One of our features examines new products and platforms for learning and publishing. Heather Morrison explores how professional library and information science associations could do more leading by example to address how open access literature could benefit its memberships, constituencies and product output if it was more widely introduced. Our co-editor, Colby Riggs, updates us on new Web browser technologies to supplement the traditional Internet Explorer most of us are familiar with and depend on. You should find all these features a "good read".

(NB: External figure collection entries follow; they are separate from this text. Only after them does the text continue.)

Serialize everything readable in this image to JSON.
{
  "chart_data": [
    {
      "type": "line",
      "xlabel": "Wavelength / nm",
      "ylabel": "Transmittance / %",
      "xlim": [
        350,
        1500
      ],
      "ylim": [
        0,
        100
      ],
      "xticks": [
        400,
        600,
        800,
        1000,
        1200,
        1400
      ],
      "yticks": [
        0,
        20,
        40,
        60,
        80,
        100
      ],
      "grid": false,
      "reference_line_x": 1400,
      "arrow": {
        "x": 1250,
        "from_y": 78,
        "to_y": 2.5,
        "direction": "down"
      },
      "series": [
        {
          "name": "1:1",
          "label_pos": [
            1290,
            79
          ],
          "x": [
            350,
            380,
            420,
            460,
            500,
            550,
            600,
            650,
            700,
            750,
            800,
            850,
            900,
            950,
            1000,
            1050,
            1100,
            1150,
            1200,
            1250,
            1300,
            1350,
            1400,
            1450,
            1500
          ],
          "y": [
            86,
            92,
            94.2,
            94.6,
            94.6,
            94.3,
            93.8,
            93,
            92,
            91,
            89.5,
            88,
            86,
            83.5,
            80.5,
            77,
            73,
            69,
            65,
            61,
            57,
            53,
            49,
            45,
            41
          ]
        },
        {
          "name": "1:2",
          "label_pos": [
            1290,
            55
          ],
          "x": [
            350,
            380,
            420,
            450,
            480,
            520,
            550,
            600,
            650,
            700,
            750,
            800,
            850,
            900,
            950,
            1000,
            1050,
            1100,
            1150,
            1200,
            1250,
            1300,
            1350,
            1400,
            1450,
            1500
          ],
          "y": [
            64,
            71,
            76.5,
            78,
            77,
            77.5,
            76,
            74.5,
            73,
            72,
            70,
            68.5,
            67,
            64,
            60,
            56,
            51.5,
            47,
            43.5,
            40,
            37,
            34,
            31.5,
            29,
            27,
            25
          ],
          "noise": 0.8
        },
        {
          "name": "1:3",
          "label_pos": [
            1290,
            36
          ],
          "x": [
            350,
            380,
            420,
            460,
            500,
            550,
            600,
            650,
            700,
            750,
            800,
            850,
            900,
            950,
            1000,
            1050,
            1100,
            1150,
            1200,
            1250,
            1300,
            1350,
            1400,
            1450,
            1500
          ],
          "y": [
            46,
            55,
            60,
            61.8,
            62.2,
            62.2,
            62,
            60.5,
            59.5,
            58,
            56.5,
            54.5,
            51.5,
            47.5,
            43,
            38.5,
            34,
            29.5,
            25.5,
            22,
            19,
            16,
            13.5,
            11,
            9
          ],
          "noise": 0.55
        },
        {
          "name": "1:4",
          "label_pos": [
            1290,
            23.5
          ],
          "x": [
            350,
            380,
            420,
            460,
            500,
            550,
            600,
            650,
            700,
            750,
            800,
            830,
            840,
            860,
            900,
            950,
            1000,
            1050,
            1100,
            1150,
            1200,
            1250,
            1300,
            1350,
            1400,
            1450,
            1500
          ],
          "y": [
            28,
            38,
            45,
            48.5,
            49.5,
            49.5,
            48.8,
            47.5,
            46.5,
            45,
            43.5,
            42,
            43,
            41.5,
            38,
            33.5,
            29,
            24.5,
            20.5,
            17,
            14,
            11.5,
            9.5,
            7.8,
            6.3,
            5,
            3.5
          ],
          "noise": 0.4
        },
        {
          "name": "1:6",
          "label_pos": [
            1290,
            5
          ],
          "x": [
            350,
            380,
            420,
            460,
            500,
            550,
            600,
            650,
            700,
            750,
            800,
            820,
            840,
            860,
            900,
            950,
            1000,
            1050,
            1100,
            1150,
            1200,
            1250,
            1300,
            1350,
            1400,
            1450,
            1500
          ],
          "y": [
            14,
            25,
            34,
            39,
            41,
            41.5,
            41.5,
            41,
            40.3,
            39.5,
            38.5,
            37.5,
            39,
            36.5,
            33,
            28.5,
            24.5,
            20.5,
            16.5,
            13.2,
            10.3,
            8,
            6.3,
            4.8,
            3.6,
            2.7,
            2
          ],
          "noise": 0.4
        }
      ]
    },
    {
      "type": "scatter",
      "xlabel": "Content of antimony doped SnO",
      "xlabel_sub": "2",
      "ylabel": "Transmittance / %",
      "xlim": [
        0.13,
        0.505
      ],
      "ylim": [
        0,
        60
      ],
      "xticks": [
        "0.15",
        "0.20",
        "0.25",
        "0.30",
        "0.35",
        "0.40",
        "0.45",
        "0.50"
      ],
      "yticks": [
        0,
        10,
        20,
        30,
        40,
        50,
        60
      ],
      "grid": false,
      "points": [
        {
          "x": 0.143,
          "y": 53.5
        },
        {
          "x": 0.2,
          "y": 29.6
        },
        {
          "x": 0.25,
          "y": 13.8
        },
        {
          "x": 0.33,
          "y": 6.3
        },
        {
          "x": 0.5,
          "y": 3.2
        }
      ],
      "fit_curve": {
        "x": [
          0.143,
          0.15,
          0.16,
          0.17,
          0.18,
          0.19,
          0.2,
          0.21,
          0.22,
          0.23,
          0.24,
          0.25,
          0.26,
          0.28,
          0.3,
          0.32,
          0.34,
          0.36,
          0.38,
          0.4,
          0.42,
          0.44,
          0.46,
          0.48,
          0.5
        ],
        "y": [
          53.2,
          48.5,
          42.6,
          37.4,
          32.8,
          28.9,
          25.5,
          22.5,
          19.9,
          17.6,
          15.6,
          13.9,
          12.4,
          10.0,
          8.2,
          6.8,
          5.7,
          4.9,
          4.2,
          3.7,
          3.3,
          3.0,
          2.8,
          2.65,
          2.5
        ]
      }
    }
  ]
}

Our standard columns give us a prism on what is happening in library technology, with a list of newly released publications in library and information technology. The industry recap is found in New & Noteworthy and the Diary will keep you apprised of what is happening around the world as far as conferences, meetings and symposia are scheduled. We always seek conference reporters and others to write up about events and experiences with the intersection of information technology and libraries.